How can this be done? I've tried the following methods I've picked up from around the internet, but none work.
METHOD ONE
creating an xml resource file with a bitmap, and setting the anti-alias flag to false. Didn't work at all
METHOD TWO
creating a bitmap object from the resource, and setting the anti-alias flag to false. Didn't work at all.
Bitmap bitmap = BitmapFactory.decodeResource(getResources(), R.drawable.dryad_back_large);
BitmapDrawable drawable = new BitmapDrawable(getResources(), bitmap);
drawable.setAntiAlias(false);
playerMonsterImageView.setImageDrawable(drawable);
METHOD THREE Using sprites which are large enough so that they will never need to be scaled down, only up (512x512 worked for me)
So this third method WORKS, but it seems really ham-fisted, and I was hoping there was a better way of going about this.
Maybe there's something other than anti-aliasing going on here that I've missed?
There are multiple things that may be scaling your image with anti-aliasing.
One is BitmapFactory. For example, if you have a drawable-mdpi resource and the current resource configuration is xhdpi, it will scale at decode time. You can provide options to avoid this, but the easiest way around it is to put these resources in drawable-nodpi.
The canvas also scales the image with bilinear sampling by default. To avoid that, use a Paint with .setFilterBitmap(false) when drawing to the Canvas. One way to do that is by using a custom Drawable which wraps the underlying .draw() call with a DrawFilter modifying the desired paint flags.

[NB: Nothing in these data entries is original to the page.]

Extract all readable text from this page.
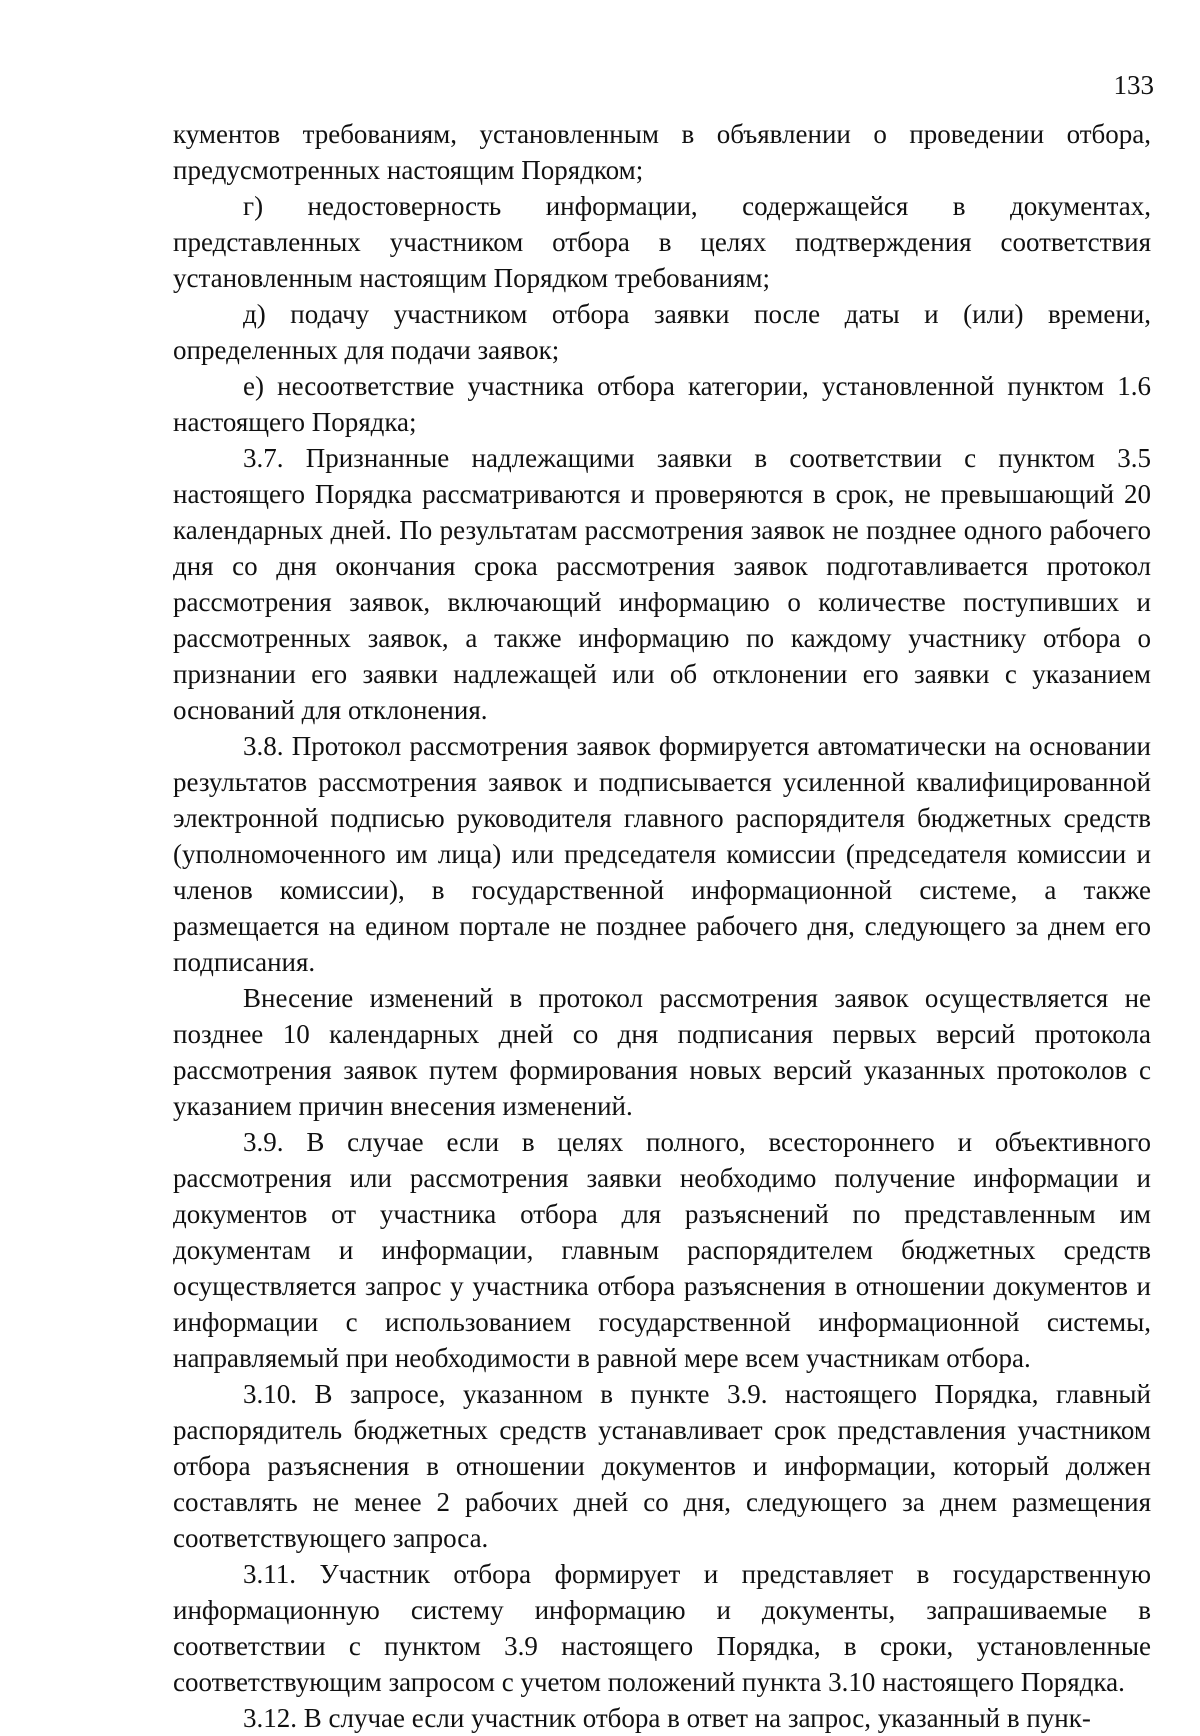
133

кументов требованиям, установленным в объявлении о проведении отбора, предусмотренных настоящим Порядком;

г) недостоверность информации, содержащейся в документах, представленных участником отбора в целях подтверждения соответствия установленным настоящим Порядком требованиям;

д) подачу участником отбора заявки после даты и (или) времени, определенных для подачи заявок;

е) несоответствие участника отбора категории, установленной пунктом 1.6 настоящего Порядка;

3.7. Признанные надлежащими заявки в соответствии с пунктом 3.5 настоящего Порядка рассматриваются и проверяются в срок, не превышающий 20 календарных дней. По результатам рассмотрения заявок не позднее одного рабочего дня со дня окончания срока рассмотрения заявок подготавливается протокол рассмотрения заявок, включающий информацию о количестве поступивших и рассмотренных заявок, а также информацию по каждому участнику отбора о признании его заявки надлежащей или об отклонении его заявки с указанием оснований для отклонения.

3.8. Протокол рассмотрения заявок формируется автоматически на основании результатов рассмотрения заявок и подписывается усиленной квалифицированной электронной подписью руководителя главного распорядителя бюджетных средств (уполномоченного им лица) или председателя комиссии (председателя комиссии и членов комиссии), в государственной информационной системе, а также размещается на едином портале не позднее рабочего дня, следующего за днем его подписания.

Внесение изменений в протокол рассмотрения заявок осуществляется не позднее 10 календарных дней со дня подписания первых версий протокола рассмотрения заявок путем формирования новых версий указанных протоколов с указанием причин внесения изменений.

3.9. В случае если в целях полного, всестороннего и объективного рассмотрения или рассмотрения заявки необходимо получение информации и документов от участника отбора для разъяснений по представленным им документам и информации, главным распорядителем бюджетных средств осуществляется запрос у участника отбора разъяснения в отношении документов и информации с использованием государственной информационной системы, направляемый при необходимости в равной мере всем участникам отбора.

3.10. В запросе, указанном в пункте 3.9. настоящего Порядка, главный распорядитель бюджетных средств устанавливает срок представления участником отбора разъяснения в отношении документов и информации, который должен составлять не менее 2 рабочих дней со дня, следующего за днем размещения соответствующего запроса.

3.11. Участник отбора формирует и представляет в государственную информационную систему информацию и документы, запрашиваемые в соответствии с пунктом 3.9 настоящего Порядка, в сроки, установленные соответствующим запросом с учетом положений пункта 3.10 настоящего Порядка.

3.12. В случае если участник отбора в ответ на запрос, указанный в пунк-
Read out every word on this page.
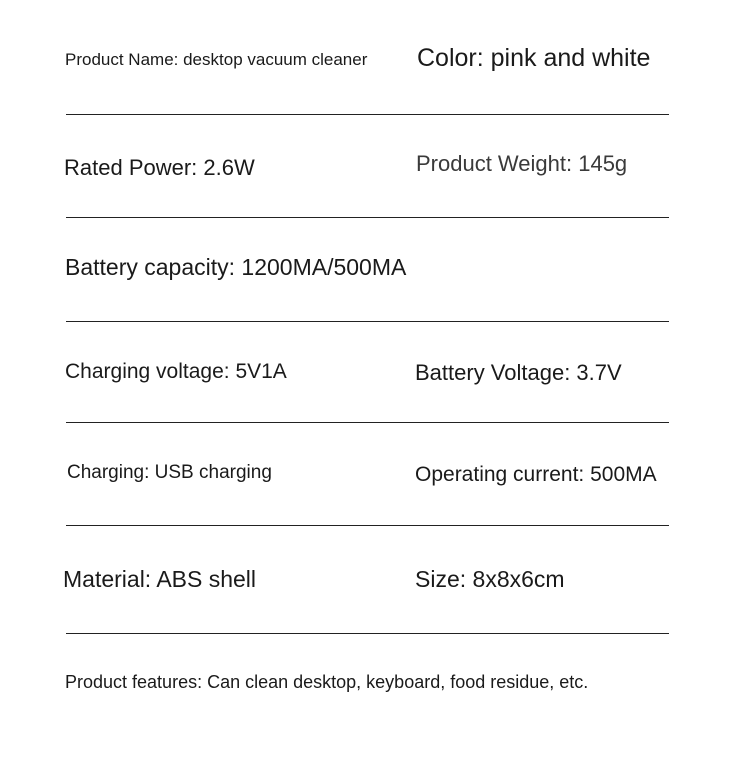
Product Name: desktop vacuum cleaner Color: pink and white
Rated Power: 2.6W	Product Weight: 145g
Battery capacity: 1200MA/500MA
Charging voltage: 5V1A	Battery Voltage: 3.7V
Charging: USB charging	Operating current: 500MA
Material: ABS shell	Size: 8x8x6cm
Product features: Can clean desktop, keyboard, food residue, etc.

public class AliasingDrawableWrapper extends DrawableWrapper {
private static final DrawFilter DRAW_FILTER =
new PaintFlagsDrawFilter(Paint.FILTER_BITMAP_FLAG, 0);
public AliasingDrawableWrapper(Drawable wrapped) {
super(wrapped);
}
@Override
public void draw(Canvas canvas) {
DrawFilter oldDrawFilter = canvas.getDrawFilter();
canvas.setDrawFilter(DRAW_FILTER);
super.draw(canvas);
canvas.setDrawFilter(oldDrawFilter);
}
}
imageView.setDrawable(new AliasingDrawableWrapper(getDrawable(R.drawable.bitmap)));
In "METHOD TWO", set the filter of the Drawable to false with
drawable.setFilterBitmap(false);
instead of using the setAntialias method you mention.